In 2019, the World Economics Forum reported that the ocean was teeming with microplastic – a million times more than we had previously thought. The comment was make on the back of new research that reported there might be as much as 8.3 million pieces of microplastics per cubic metre of water in our oceans.
More than one-third (35%) of microplastics in the ocean come from synthetic fabrics, such as polyester or nylon - the clothes you wear everyday without a thought. Car tyres are the second-leading source at 28% - every year, 100,000 metric tonnes of microplastics are shed from tyres, transported through the air and dumped in the ocean. Textiles and tyres account for 63% of all ocean microplastics.
ALTHOUGH OCEAN PLASTICS BREAK DOWN OVER TIME, MICROSCOPIC REMNANTS REMAIN IN THE WATER AND COULD ENTER THE FOOD CHAIN VIA FISH, SEAWEED, SALT.
Microplastics are small fragments of plastic measuring less than 5mm - about the size of a sesame seed. They can be broken down pieces, beads or fibres and smaller than a human hair. Statista, who pretty much make charts of anything that moves, recently published this chart of findings from a Plymoth University study, which sums up the situation nicely.
Microplastics come from a variety of sources, either starting life as one or breaking off larger plastic debris that degrades into smaller and smaller pieces. Textile fibres and microbeads are common microplastics passed to the ocean via our drains. Microbeads are very tiny pieces of manufactured polyethylene plastic that are added as exfoliants to health and beauty products, such as some cleansers and toothpastes. These tiny particles easily pass through water filtration systems and end up in the ocean.

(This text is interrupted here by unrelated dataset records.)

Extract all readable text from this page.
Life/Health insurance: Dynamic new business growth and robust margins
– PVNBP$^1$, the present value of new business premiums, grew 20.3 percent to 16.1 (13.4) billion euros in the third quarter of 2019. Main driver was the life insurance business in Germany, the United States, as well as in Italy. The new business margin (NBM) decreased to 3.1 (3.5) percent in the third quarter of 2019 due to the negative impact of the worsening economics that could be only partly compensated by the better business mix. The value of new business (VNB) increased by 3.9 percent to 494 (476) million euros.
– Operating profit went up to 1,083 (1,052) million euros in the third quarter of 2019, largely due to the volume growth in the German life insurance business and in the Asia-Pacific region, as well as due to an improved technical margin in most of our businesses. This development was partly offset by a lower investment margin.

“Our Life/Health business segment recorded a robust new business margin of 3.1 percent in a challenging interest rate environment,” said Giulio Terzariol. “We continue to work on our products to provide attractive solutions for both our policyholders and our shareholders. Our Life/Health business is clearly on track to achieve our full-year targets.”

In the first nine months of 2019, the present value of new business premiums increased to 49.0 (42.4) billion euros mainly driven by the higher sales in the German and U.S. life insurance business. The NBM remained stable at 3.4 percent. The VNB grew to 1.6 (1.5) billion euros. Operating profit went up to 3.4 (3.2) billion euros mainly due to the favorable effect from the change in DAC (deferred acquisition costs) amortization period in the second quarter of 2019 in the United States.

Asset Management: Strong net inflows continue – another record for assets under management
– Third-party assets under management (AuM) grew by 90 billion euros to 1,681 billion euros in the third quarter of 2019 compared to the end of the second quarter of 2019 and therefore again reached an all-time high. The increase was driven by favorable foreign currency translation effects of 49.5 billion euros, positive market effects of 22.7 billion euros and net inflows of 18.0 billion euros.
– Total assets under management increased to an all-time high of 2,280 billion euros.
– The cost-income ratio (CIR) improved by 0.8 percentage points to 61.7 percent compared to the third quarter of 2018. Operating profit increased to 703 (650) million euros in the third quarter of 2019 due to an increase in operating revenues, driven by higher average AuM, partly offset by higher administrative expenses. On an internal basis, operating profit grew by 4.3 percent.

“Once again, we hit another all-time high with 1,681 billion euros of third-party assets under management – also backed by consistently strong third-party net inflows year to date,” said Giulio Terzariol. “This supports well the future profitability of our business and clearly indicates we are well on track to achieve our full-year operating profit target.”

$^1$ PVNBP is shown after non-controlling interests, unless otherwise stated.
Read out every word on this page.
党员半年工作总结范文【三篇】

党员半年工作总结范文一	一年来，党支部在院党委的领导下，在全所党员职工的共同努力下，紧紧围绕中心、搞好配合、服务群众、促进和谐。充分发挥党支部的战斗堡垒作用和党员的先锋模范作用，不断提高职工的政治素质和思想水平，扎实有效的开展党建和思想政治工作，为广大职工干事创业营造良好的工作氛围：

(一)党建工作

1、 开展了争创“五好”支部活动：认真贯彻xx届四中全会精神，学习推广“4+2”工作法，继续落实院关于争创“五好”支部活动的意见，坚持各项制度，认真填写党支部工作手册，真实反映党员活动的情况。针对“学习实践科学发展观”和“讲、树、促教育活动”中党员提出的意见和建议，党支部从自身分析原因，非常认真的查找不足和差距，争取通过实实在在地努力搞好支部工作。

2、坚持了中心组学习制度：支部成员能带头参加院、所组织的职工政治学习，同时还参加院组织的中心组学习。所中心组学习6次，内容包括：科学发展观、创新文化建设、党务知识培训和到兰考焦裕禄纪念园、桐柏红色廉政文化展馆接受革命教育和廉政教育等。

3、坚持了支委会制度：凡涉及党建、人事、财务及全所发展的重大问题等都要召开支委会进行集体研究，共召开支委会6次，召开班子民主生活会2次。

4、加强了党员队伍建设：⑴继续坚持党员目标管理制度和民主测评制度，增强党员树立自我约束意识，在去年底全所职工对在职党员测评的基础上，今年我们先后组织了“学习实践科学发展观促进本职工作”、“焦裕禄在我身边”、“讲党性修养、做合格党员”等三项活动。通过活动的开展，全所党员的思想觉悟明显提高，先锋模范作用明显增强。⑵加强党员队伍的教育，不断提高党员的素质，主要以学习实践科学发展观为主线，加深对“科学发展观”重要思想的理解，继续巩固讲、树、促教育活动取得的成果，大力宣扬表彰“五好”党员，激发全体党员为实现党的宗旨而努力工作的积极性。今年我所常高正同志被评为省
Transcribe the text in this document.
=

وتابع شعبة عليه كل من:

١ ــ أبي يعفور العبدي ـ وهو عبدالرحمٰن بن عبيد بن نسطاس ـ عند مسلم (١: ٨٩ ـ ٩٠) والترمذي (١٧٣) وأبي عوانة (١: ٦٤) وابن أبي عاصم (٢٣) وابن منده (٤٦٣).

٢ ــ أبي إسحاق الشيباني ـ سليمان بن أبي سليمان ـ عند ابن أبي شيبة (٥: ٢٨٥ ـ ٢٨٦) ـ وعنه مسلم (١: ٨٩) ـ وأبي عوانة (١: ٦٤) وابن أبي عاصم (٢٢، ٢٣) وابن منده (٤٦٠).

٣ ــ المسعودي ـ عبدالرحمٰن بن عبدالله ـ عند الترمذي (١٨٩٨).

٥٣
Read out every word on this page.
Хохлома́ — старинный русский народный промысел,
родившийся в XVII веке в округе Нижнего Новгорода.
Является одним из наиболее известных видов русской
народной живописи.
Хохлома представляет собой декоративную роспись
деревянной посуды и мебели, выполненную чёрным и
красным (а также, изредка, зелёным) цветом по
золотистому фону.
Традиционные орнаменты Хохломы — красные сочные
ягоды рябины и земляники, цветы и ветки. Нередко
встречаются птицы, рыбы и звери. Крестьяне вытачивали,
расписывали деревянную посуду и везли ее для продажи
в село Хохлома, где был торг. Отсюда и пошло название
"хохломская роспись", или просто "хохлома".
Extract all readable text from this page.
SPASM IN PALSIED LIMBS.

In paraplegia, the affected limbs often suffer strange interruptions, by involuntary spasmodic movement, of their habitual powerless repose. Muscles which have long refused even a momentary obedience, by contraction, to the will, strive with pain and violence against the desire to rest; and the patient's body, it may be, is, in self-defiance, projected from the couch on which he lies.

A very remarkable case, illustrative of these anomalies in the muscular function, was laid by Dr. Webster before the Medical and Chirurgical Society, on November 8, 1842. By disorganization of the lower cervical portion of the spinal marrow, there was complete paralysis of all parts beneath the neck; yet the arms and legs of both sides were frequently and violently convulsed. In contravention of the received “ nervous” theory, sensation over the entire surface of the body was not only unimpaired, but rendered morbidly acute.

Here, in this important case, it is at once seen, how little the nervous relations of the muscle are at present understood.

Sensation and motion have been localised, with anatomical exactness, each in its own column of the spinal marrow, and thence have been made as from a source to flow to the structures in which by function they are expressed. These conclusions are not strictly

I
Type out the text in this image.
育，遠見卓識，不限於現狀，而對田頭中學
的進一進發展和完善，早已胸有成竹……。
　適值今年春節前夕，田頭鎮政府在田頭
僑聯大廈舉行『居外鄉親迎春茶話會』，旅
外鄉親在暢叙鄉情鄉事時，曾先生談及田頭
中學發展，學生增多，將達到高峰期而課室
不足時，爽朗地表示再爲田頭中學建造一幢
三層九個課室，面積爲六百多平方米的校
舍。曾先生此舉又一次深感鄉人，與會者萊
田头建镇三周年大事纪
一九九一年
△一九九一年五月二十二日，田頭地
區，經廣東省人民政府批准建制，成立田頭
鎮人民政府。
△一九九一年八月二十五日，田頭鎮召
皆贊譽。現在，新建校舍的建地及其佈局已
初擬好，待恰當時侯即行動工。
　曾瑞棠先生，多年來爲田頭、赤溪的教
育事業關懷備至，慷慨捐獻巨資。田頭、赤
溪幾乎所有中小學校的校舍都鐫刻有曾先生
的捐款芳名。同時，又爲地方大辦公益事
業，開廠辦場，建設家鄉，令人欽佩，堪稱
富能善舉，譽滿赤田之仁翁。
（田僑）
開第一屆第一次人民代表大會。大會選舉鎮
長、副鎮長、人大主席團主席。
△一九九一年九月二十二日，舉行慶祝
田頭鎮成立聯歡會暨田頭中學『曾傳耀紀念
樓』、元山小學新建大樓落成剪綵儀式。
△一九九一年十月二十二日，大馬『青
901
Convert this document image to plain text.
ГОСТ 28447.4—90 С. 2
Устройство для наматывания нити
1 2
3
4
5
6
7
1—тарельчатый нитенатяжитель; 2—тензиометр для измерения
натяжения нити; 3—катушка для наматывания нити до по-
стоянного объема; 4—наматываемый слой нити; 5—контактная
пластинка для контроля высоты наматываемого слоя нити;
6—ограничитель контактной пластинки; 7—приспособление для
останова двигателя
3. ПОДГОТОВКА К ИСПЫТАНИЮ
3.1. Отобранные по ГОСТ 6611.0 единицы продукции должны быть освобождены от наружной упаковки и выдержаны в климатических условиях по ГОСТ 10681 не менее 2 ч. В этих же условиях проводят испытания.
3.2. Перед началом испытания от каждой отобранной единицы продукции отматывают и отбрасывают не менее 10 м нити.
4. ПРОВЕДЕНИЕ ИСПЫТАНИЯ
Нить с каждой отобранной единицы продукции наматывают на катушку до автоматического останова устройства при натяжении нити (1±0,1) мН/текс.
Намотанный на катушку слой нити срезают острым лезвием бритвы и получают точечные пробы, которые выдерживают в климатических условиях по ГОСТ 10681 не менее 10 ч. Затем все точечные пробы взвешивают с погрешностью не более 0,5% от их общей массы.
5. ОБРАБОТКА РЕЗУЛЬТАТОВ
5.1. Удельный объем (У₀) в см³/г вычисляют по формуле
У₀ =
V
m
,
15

For the broader problem, always always think before buying anything made of plastic. For your own health, keep your home free of dust, stay away from bottled water, don't use any kind of health or beauty products that contain microbeads. Most importantly, avoid synthetic textiles, especially hairy textiles - while a lot of fibres go down the drain when you wash them, you are also shedding them and breathing them in while you wear the garment.